ABD’de federal mahkeme, Trump yönetiminin Harvard Üniversitesi’ne yabancı öğrenci yasağını geçici olarak durdurdu.

ABD’de federal bir yargıç, Trump yönetiminin Harvard Üniversitesi’ne yabancı öğrenci alımını yasaklayan kararını geçici olarak durdurdu. Mahkemenin bu kararı, Harvard Üniversitesi’nin açtığı dava üzerine alındı ve sürecin daha uzun bir hukuki mücadeleye dönüşmesi bekleniyor.
MAHKEMENİN KARARI GEÇİCİ
Trump yönetimi, Harvard gibi elit üniversitelerin yabancı öğrencileri kabul etmesini engellemeye yönelik bir karar almıştı. Ancak Massachusetts eyaletindeki federal yargıç Allison D. Burroughs, bu yasağın üniversiteye “ani ve onarılamaz zarar” vereceğine hükmederek, geçici bir ihtiyati tedbir kararı verdi. Bu karar, hükümetin Harvard’ın yabancı öğrenci kabul etmesini engellemesini şimdilik durdurmuş oldu.

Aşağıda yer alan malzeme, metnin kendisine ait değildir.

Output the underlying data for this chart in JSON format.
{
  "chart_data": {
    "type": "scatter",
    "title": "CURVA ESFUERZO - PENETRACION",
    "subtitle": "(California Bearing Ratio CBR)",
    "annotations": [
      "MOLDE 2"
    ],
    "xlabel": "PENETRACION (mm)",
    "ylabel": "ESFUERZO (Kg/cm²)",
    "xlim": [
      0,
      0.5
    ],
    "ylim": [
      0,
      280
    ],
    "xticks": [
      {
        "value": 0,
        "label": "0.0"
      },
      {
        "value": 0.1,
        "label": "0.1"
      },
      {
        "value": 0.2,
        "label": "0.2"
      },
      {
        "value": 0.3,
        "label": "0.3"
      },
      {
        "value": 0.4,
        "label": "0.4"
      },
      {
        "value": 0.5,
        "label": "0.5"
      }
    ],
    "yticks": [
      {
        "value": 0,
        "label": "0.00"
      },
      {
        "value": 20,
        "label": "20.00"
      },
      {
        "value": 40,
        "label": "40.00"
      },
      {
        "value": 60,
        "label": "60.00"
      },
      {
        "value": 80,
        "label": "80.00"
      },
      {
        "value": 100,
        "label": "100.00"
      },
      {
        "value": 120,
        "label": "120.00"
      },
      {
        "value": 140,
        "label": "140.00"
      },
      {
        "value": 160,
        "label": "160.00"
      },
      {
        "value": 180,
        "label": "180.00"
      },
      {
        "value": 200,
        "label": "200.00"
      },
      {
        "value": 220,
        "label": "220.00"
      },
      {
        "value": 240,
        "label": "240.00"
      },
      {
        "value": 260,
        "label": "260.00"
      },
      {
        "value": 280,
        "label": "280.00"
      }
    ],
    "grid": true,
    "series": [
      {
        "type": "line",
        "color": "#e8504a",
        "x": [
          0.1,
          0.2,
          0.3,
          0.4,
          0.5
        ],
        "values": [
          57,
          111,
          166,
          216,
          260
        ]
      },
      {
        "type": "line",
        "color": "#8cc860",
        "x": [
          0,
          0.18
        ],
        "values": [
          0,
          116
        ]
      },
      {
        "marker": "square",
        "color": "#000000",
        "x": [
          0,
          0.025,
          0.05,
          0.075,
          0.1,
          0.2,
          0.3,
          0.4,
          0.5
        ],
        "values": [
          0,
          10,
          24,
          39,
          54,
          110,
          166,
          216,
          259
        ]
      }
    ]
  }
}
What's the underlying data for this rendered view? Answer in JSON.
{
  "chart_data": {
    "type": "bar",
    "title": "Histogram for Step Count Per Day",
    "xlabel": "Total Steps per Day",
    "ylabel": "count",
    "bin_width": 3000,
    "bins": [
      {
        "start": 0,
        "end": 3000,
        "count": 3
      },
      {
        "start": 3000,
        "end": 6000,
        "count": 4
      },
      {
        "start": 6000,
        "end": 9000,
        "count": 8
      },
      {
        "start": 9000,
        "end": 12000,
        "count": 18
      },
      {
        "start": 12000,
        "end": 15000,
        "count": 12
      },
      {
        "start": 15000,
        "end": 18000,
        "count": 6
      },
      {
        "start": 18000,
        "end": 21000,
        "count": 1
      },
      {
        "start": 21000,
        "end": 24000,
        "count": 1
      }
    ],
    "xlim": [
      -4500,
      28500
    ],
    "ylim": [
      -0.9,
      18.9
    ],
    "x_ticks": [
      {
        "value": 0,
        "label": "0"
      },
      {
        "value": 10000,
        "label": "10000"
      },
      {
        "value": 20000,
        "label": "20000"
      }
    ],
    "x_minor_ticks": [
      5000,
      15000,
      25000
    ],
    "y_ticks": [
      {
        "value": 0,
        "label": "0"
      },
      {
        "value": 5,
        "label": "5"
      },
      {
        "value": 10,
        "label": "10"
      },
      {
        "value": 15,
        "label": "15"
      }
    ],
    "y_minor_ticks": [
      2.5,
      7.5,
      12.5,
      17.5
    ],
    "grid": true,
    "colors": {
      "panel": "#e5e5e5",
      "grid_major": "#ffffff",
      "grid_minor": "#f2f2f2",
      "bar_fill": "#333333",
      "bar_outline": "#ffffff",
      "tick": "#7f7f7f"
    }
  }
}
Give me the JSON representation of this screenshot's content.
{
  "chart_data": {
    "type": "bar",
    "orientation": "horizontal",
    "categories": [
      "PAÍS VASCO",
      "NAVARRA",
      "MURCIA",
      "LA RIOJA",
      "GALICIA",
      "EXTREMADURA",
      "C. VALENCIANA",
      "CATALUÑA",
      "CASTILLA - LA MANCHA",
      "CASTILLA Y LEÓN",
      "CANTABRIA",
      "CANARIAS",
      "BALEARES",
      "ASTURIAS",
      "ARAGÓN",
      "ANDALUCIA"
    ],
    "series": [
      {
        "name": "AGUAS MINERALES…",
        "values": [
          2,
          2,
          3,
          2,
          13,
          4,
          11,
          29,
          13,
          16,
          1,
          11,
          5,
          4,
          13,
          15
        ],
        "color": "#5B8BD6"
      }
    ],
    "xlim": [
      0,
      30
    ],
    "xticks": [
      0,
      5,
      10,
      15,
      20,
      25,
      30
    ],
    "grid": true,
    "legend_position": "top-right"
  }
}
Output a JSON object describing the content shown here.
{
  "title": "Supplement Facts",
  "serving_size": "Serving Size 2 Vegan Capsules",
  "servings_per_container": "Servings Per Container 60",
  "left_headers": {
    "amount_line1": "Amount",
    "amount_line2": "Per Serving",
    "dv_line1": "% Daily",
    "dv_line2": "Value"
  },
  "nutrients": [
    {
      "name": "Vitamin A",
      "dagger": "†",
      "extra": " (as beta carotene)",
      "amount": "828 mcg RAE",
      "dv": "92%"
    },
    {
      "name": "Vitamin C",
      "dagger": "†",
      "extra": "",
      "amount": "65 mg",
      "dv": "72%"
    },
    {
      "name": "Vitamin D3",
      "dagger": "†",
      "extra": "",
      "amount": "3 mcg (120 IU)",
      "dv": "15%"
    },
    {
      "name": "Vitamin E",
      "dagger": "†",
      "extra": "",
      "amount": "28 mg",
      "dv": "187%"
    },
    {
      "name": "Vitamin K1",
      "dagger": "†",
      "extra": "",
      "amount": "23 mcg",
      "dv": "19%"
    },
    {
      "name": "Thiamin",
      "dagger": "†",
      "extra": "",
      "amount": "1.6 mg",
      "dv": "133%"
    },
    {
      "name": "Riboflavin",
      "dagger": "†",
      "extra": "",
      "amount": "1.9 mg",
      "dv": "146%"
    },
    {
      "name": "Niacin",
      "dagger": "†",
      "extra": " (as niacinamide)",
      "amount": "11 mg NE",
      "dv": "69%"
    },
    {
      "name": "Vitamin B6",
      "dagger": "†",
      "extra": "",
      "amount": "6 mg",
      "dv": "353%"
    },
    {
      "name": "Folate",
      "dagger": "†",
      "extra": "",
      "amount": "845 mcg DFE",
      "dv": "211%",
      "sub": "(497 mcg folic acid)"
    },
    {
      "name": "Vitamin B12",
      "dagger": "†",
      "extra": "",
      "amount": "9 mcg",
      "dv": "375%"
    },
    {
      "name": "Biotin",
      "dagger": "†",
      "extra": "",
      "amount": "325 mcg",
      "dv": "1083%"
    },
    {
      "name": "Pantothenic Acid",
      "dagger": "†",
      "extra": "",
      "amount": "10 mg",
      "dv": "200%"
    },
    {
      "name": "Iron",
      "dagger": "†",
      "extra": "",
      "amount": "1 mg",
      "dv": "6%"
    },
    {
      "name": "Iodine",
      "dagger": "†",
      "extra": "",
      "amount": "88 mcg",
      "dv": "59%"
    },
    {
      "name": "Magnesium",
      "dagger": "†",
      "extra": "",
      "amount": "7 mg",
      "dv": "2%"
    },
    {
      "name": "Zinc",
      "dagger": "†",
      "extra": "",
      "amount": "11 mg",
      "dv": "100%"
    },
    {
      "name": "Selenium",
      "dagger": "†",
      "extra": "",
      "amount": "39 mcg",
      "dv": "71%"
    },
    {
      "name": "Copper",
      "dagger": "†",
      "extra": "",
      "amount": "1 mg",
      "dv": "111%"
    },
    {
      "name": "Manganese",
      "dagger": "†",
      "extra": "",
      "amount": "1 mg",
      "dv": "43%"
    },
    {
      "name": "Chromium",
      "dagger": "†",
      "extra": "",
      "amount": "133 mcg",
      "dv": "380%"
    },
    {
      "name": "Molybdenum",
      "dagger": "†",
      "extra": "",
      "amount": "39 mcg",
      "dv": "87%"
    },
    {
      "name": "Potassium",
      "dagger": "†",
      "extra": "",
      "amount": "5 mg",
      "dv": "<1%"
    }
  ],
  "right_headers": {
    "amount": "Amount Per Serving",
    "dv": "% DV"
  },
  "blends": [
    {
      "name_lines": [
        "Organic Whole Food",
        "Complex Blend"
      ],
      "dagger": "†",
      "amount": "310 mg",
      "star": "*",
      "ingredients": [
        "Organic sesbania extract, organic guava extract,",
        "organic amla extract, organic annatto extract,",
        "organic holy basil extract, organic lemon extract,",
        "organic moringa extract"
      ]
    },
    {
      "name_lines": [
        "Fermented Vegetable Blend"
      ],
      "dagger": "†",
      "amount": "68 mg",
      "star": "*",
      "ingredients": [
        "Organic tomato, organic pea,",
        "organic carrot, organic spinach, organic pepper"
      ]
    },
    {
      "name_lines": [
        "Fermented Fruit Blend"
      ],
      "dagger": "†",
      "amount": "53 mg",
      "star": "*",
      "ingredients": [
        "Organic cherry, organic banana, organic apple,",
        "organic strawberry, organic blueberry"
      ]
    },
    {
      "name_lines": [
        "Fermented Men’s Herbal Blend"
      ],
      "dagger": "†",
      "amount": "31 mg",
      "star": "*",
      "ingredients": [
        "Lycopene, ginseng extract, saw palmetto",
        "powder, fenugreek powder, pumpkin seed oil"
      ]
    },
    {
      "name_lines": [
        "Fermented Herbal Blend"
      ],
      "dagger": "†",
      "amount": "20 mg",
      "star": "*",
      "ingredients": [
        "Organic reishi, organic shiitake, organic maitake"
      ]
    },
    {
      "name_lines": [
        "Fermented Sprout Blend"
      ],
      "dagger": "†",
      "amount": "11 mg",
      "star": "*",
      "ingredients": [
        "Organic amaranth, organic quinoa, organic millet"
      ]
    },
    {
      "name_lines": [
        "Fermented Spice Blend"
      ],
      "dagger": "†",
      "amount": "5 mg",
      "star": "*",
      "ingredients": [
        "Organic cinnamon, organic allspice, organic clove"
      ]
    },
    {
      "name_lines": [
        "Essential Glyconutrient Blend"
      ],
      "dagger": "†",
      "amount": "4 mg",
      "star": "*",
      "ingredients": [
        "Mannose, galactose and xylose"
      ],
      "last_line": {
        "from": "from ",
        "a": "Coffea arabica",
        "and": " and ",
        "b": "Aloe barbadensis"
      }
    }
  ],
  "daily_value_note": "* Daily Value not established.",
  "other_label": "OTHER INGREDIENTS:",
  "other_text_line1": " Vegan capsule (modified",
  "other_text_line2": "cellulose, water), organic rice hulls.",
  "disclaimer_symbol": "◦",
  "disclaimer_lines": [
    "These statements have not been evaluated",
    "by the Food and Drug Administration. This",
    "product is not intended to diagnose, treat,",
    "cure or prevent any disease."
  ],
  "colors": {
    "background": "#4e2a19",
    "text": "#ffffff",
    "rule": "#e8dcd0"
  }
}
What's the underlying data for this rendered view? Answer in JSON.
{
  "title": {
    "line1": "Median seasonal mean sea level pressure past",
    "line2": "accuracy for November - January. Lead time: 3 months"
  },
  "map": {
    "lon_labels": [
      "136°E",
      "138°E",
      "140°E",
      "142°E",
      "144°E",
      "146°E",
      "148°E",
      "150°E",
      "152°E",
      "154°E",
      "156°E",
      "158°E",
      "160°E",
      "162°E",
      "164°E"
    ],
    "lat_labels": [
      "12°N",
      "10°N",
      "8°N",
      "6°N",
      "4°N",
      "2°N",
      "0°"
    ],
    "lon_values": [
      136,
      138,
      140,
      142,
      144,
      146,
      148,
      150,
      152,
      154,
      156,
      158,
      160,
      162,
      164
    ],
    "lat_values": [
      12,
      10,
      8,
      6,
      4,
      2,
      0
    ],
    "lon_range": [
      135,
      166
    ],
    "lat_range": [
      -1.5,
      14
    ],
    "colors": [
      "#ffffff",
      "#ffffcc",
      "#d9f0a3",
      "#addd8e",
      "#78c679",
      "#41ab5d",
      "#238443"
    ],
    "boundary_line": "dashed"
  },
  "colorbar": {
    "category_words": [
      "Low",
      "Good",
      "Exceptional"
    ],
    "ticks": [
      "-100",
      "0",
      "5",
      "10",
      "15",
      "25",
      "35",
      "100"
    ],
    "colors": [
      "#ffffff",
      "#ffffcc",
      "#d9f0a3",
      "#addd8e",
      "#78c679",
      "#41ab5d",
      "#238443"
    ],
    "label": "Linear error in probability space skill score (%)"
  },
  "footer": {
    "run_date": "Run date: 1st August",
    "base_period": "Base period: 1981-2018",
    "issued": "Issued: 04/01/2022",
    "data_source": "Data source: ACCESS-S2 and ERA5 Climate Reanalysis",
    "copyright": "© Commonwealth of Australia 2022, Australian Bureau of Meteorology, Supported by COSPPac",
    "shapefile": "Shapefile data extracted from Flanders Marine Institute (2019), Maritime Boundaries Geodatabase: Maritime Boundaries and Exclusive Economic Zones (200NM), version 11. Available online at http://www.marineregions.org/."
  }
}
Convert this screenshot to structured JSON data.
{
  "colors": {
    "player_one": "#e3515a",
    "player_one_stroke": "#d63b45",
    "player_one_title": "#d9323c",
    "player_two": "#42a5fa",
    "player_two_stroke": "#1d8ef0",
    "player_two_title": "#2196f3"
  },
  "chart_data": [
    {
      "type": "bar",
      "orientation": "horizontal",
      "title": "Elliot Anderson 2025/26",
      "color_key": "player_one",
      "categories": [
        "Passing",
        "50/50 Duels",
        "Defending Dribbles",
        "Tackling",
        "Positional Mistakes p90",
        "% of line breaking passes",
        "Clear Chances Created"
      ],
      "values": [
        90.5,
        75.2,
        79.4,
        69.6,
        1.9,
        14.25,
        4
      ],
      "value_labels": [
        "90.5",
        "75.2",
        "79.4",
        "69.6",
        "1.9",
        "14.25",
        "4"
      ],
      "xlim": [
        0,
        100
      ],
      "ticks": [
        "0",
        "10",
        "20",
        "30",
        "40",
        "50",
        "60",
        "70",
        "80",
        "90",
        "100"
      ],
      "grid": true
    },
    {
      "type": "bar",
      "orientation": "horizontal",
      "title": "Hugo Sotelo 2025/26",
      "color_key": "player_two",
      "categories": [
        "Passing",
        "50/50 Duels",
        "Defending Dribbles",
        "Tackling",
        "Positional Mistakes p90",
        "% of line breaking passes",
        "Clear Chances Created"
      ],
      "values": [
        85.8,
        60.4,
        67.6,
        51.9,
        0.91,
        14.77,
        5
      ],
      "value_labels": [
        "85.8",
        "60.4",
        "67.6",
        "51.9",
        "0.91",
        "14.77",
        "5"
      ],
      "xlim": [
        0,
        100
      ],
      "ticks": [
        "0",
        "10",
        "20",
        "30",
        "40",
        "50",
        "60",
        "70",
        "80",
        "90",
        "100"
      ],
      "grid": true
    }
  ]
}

GEREKÇE: HARVARD’IN YÜKÜMLÜLÜKLERİNİ YERİNE GETİRMEMESİ
ABD İç Güvenlik Bakanı Kristi Noem, yasağın gerekçesini Harvard’ın bazı yabancı öğrenciler hakkında bilgi vermemesi, kampüste Yahudi öğrencilere güvenli bir ortam sağlamaması ve “Amerikan karşıtı, terör yanlısı” faaliyetlere izin vermesi olarak açıkladı. Ayrıca, herhangi bir somut kanıt sunmaksızın üniversite, Çin Komünist Partisi ile iş birliği yapmakla da suçlandı.
HARVARD: SİYASİ BASKIYA MARUZ KALIYORUZ
Harvard Üniversitesi, federal mahkemeye sunduğu dilekçede, Trump yönetiminin bu kararının “hukuka aykırı bir misilleme” olduğunu savundu. Üniversite yönetimi, bunun siyasi baskının bir parçası olduğunu ve akademik özgürlüğe doğrudan müdahale anlamı taşıdığını belirtti.
TRUMP YÖNETİMİ DAHA ÖNCE DE FONLARI DURDURMUŞTU
Trump yönetimi, daha önce de Harvard’a yönelik milyarlarca dolarlık devlet desteğini askıya almıştı. Gerekçe olarak üniversitenin “aşırı sol-liberal” bir çizgide olması gösterilmişti. Bu son gelişme, hükümet ile üniversite arasındaki gerilimin daha da artmasına yol açtı.
KARAR GEÇİCİ, HUKUKİ SÜREÇ DEVAM EDECEK
Mahkemenin verdiği ihtiyati tedbir kararı, şimdilik Harvard’ın yabancı öğrencileri kabul etmeye devam edebileceği anlamına geliyor. Ancak bu karar nihai bir hüküm değil. Uzmanlar, davanın ilerleyen günlerde ABD yargısında çok daha geniş tartışmalara yol açabileceğini belirtiyor.